Johnny Appleseed's Trees Were for Booze, Not Pies, and He Dressed Like a Hobo for Marketing Purposes
The Disney version of Johnny Appleseed has a cheerful barefoot man in a tin pot hat scattering apple seeds for grateful pioneers to bake into pies. The real John Chapman collected his seeds for free from cidery waste, planted them into strategically fenced nurseries on land he bought ahead of the settlement line, and sold the resulting trees to colonists who used the apples almost exclusively to make hard cider and applejack brandy. He died owning 1,200 acres across three states but never touched the money, because his Swedenborgian faith taught him that suffering in this life meant blessings in the next. He wore coffee sacks as shirts, went barefoot through Ohio winters, and entertained settler children by sticking needles into his calloused feet.

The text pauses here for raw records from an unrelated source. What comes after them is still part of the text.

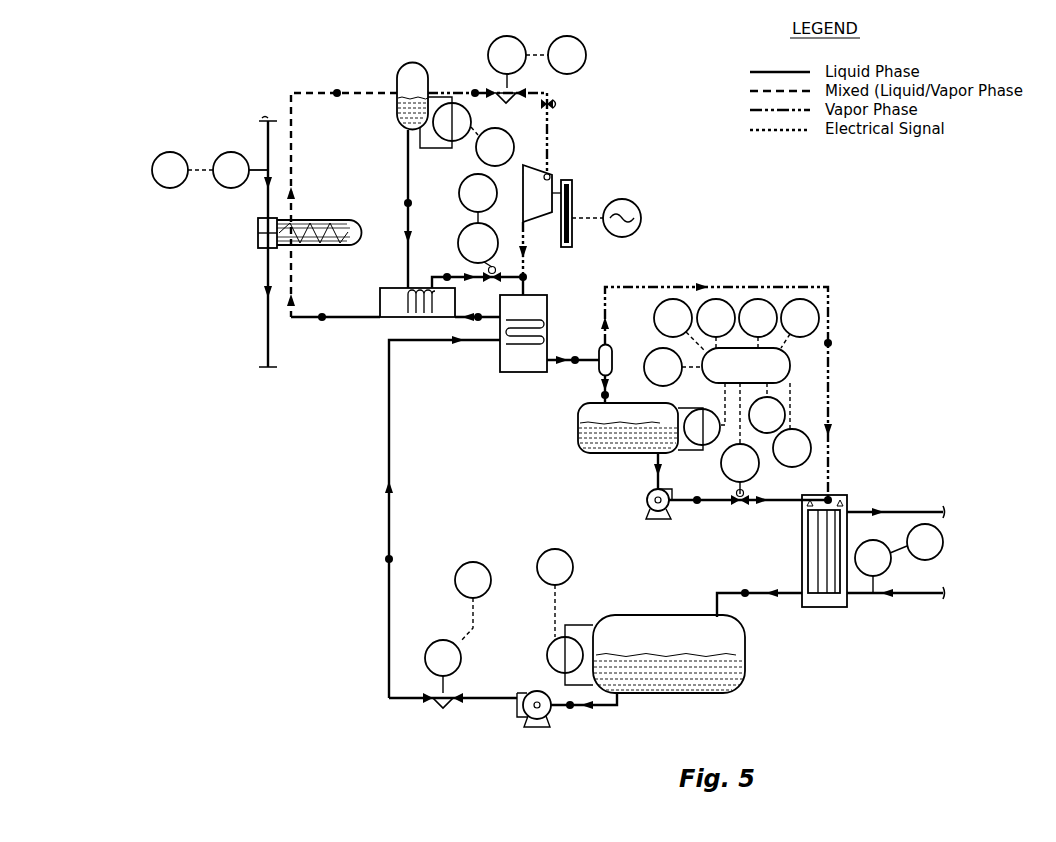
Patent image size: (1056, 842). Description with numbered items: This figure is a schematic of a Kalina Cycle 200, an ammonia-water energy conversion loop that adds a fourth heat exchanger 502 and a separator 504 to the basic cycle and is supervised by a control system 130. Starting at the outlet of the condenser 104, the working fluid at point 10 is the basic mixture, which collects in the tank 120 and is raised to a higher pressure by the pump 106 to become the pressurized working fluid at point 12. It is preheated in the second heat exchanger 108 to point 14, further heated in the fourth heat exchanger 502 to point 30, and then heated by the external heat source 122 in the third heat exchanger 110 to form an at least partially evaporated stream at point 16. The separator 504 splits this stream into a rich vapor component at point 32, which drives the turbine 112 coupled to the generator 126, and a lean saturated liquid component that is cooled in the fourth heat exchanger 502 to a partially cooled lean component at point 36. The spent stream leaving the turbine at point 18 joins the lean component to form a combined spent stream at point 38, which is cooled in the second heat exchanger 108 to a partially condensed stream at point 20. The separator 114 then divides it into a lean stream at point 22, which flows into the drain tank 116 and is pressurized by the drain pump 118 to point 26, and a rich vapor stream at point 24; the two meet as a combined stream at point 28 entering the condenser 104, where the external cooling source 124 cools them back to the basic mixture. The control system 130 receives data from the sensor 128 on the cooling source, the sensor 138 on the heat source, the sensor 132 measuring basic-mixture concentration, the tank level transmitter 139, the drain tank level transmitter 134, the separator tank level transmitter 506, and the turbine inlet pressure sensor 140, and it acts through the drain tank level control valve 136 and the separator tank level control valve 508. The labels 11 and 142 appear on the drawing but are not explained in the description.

The Kalina Cycle 200 is at (848, 730).
The separator 504 is at (405, 62).
The first separator tank level transmitter 506 is at (466, 138).
The point 16 is at (342, 203).
The external heat source 122 is at (265, 133).
The sensor 138 is at (210, 170).
The third heat exchanger 110 is at (330, 221).
The point 30 is at (335, 307).
The fourth heat exchanger 502 is at (392, 311).
The point 14 is at (477, 307).
The point 36 is at (477, 270).
The separator tank level control valve 508 is at (478, 220).
The point 32 is at (487, 120).
The turbine inlet pressure sensor 140 is at (537, 55).
The valve 142 is at (556, 100).
The turbine 112 is at (549, 175).
The generator 126 is at (575, 190).
The point 18 is at (512, 249).
The point 38 is at (534, 276).
The second heat exchanger 108 is at (547, 295).
The point 12 is at (442, 517).
The point 20 is at (573, 349).
The separator 114 is at (611, 347).
The point 24 is at (729, 391).
The point 22 is at (616, 389).
The drain tank 116 is at (578, 442).
The drain tank level transmitter 134 is at (699, 429).
The control system 130 is at (731, 383).
The drain tank level control valve 136 is at (740, 474).
The drain pump 118 is at (647, 503).
The point 26 is at (748, 510).
The point 28 is at (816, 491).
The condenser 104 is at (847, 495).
The first sensor 128 is at (927, 558).
The external cooling source 124 is at (867, 598).
The point 10 is at (759, 605).
The tank 120 is at (745, 667).
The tank level transmitter 139 is at (581, 617).
The line 11 is at (584, 712).
The pump 106 is at (524, 713).
The sensor 132 is at (459, 615).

Today's guest is Isaac Fitzgerald, author of *American Rambler: Walking the Trail of Johnny Appleseed*. We discuss how Chapman's father was a Minuteman who fought at Concord and later ended up in debtor's prison, why the Northwest Indian War of the 1790s, one of the worst military disasters in early American history, created the very frontier Chapman would spend his life planting, and how a forgotten Irish frontiersman named Dan McQuay who walked 1,200 miles home from New Orleans through hostile wilderness may have been the real inspiration for Chapman's rambling life.